SUPERVISOR: Helmut HABERSACK

PROJECT ASSIGNED TO: Markus EDER 

Floods are the most frequent type of disasters and affect the largest number of persons (around two billion people in recent decades 1997 to 2017) among all natural catastrophes. One of the reasons why the level of flood damage remains high can be attributed to population and economic growth in flood-prone areas, and generally a lack of attention to flood risk prevention, specifically flood-sensitive spatial planning. Historically, controlling rivers with structural defence measures, such as levees or embankments, was seen as the principal solution to protect vulnerable areas against flooding.
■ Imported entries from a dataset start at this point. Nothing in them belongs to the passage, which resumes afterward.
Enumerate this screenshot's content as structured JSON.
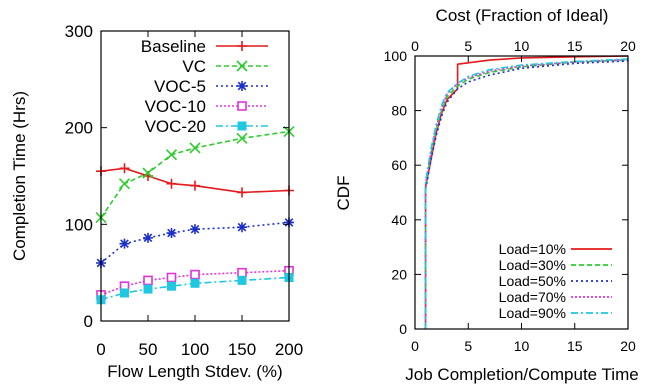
{
  "chart_data": [
    {
      "type": "line",
      "xlabel": "Flow Length Stdev. (%)",
      "ylabel": "Completion Time (Hrs)",
      "xlim": [
        0,
        200
      ],
      "ylim": [
        0,
        300
      ],
      "xticks": [
        0,
        50,
        100,
        150,
        200
      ],
      "yticks": [
        0,
        100,
        200,
        300
      ],
      "legend": "top-right",
      "grid": false,
      "x": [
        0,
        25,
        50,
        75,
        100,
        150,
        200
      ],
      "series": [
        {
          "name": "Baseline",
          "color": "#e41a1c",
          "marker": "plus",
          "dash": "solid",
          "values": [
            155,
            158,
            150,
            142,
            140,
            133,
            135
          ]
        },
        {
          "name": "VC",
          "color": "#2ecc2e",
          "marker": "x",
          "dash": "5,3",
          "values": [
            107,
            142,
            153,
            172,
            179,
            189,
            196
          ]
        },
        {
          "name": "VOC-5",
          "color": "#1c2fc9",
          "marker": "star",
          "dash": "2,3",
          "values": [
            60,
            80,
            86,
            91,
            95,
            97,
            102
          ]
        },
        {
          "name": "VOC-10",
          "color": "#e034d8",
          "marker": "square-open",
          "dash": "2,2",
          "values": [
            27,
            36,
            42,
            45,
            48,
            50,
            52
          ]
        },
        {
          "name": "VOC-20",
          "color": "#1ec8e0",
          "marker": "square-filled",
          "dash": "7,3,2,3",
          "values": [
            22,
            29,
            33,
            36,
            39,
            42,
            45
          ]
        }
      ]
    },
    {
      "type": "line",
      "xlabel": "Job Completion/Compute Time",
      "ylabel": "CDF",
      "x2label": "Cost (Fraction of Ideal)",
      "xlim": [
        0,
        20
      ],
      "ylim": [
        0,
        100
      ],
      "xticks": [
        0,
        5,
        10,
        15,
        20
      ],
      "yticks": [
        0,
        20,
        40,
        60,
        80,
        100
      ],
      "legend": "bottom-right",
      "grid": false,
      "series": [
        {
          "name": "Load=10%",
          "color": "#e41a1c",
          "dash": "solid",
          "points": [
            [
              1,
              0
            ],
            [
              1,
              52
            ],
            [
              1.5,
              62
            ],
            [
              2,
              72
            ],
            [
              2.5,
              79
            ],
            [
              3,
              84
            ],
            [
              3.5,
              86
            ],
            [
              4,
              88
            ],
            [
              4,
              97
            ],
            [
              5,
              97.5
            ],
            [
              7,
              98.5
            ],
            [
              10,
              99.3
            ],
            [
              15,
              99.7
            ],
            [
              20,
              100
            ]
          ]
        },
        {
          "name": "Load=30%",
          "color": "#2ecc2e",
          "dash": "5,3",
          "points": [
            [
              1,
              0
            ],
            [
              1,
              52
            ],
            [
              1.5,
              64
            ],
            [
              2,
              73
            ],
            [
              2.5,
              80
            ],
            [
              3,
              85
            ],
            [
              4,
              89
            ],
            [
              5,
              91.5
            ],
            [
              7,
              94
            ],
            [
              10,
              96
            ],
            [
              15,
              97.8
            ],
            [
              20,
              98.5
            ]
          ]
        },
        {
          "name": "Load=50%",
          "color": "#1c2fc9",
          "dash": "2,3",
          "points": [
            [
              1,
              0
            ],
            [
              1,
              51
            ],
            [
              1.5,
              62
            ],
            [
              2,
              71
            ],
            [
              2.5,
              78
            ],
            [
              3,
              83
            ],
            [
              4,
              88
            ],
            [
              5,
              90.5
            ],
            [
              7,
              93
            ],
            [
              10,
              95.5
            ],
            [
              15,
              97.3
            ],
            [
              20,
              98.2
            ]
          ]
        },
        {
          "name": "Load=70%",
          "color": "#e034d8",
          "dash": "2,2",
          "points": [
            [
              1,
              0
            ],
            [
              1,
              53
            ],
            [
              1.5,
              65
            ],
            [
              2,
              74
            ],
            [
              2.5,
              81
            ],
            [
              3,
              86
            ],
            [
              4,
              90
            ],
            [
              5,
              92
            ],
            [
              7,
              94.5
            ],
            [
              10,
              96.3
            ],
            [
              15,
              97.8
            ],
            [
              20,
              98.7
            ]
          ]
        },
        {
          "name": "Load=90%",
          "color": "#1ec8e0",
          "dash": "7,3,2,3",
          "points": [
            [
              1,
              0
            ],
            [
              1,
              54
            ],
            [
              1.5,
              66
            ],
            [
              2,
              75
            ],
            [
              2.5,
              82
            ],
            [
              3,
              86.5
            ],
            [
              4,
              90
            ],
            [
              5,
              92.5
            ],
            [
              7,
              95
            ],
            [
              10,
              96.7
            ],
            [
              15,
              98
            ],
            [
              20,
              98.9
            ]
          ]
        }
      ]
    }
  ]
}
However, severe floods have led to overtopping or failure of these structures and therefore showed that technical defences alone are themselves vulnerable, especially against catastrophic events and may result in higher damage in protected areas. In addition, a degradation of riparian and river ecosystems as well as a loss of areas for flood retention led to a significant increase in flood peaks and acceleration of flood waves. Non-structural measures such as the preservation and/or restoration of floodplains were identified as appropriate measures for a sustainable flood risk management at a river-basin scale. Floodplains generally decelerate and reduce the flood peak, and thus contribute towards mitigating the flood hazard potential. . Moreover, river floodplains fulfil important ecological and recreational functions. As highly endangered ecosystems – 90% of floodplains in Europe and North America are impaired by anthropogenic activities – conserving and restoring floodplains have become a priority in environmental and water policy.

In this thesis, the opportunities and constraints of a sustainable flood risk and floodplain management are investigated with the goal to expand an existing methodology for the evaluation of floodplains (Floodplain Evaluation Matrix – FEM). The developed method is based on 2D hydrodynamic-numerical modelling and GIS-analyses. Giving stakeholders and decision makers the opportunity to assess and to compare expected future changes in flood hazard, flood exposure and flood damage due to land use changes (e.g. expansion of settlements) and climatic changes (e.g. increase of discharges) on the level of river stretches. Therefore, quantitative and qualitative research methods from the fields of hydrology, hydraulic engineering, spatial planning and political sciences are used to account for the interactions between these fields within flood risk management, in particular between the policy domains flood risk management and spatial planning. One output of this thesis will be a supportive method for a future-oriented flood risk and floodplain management at a river-basin scale.

In the second part of the thesis, the importance of floodplains along the Danube River for flood risk management, ecology and socio-economics are determined with the Floodplain Evaluation Matrix. For most rivers, there is generally a lack of knowledge about the multiple benefits of their floodplains in regard to flood risk reduction, ecology and socio-economic. Hydrological (e.g. peak reduction), hydraulic (e.g. water level change), ecological (e.g. protected species) and socio-economic (e.g. affected buildings) parameters are used for the determination of the importance of  floodplains along the Danube. The results are assembled in the Floodplain Evaluation Matrix. In addition, these parameters are also calculated and compared with the identified potential floodplains along the Danube.

The findings of this thesis will give stakeholders, decision makers and practitioners tools to foster sustainable floodplain and flood risk management and show them the importance of the remaining floodplains.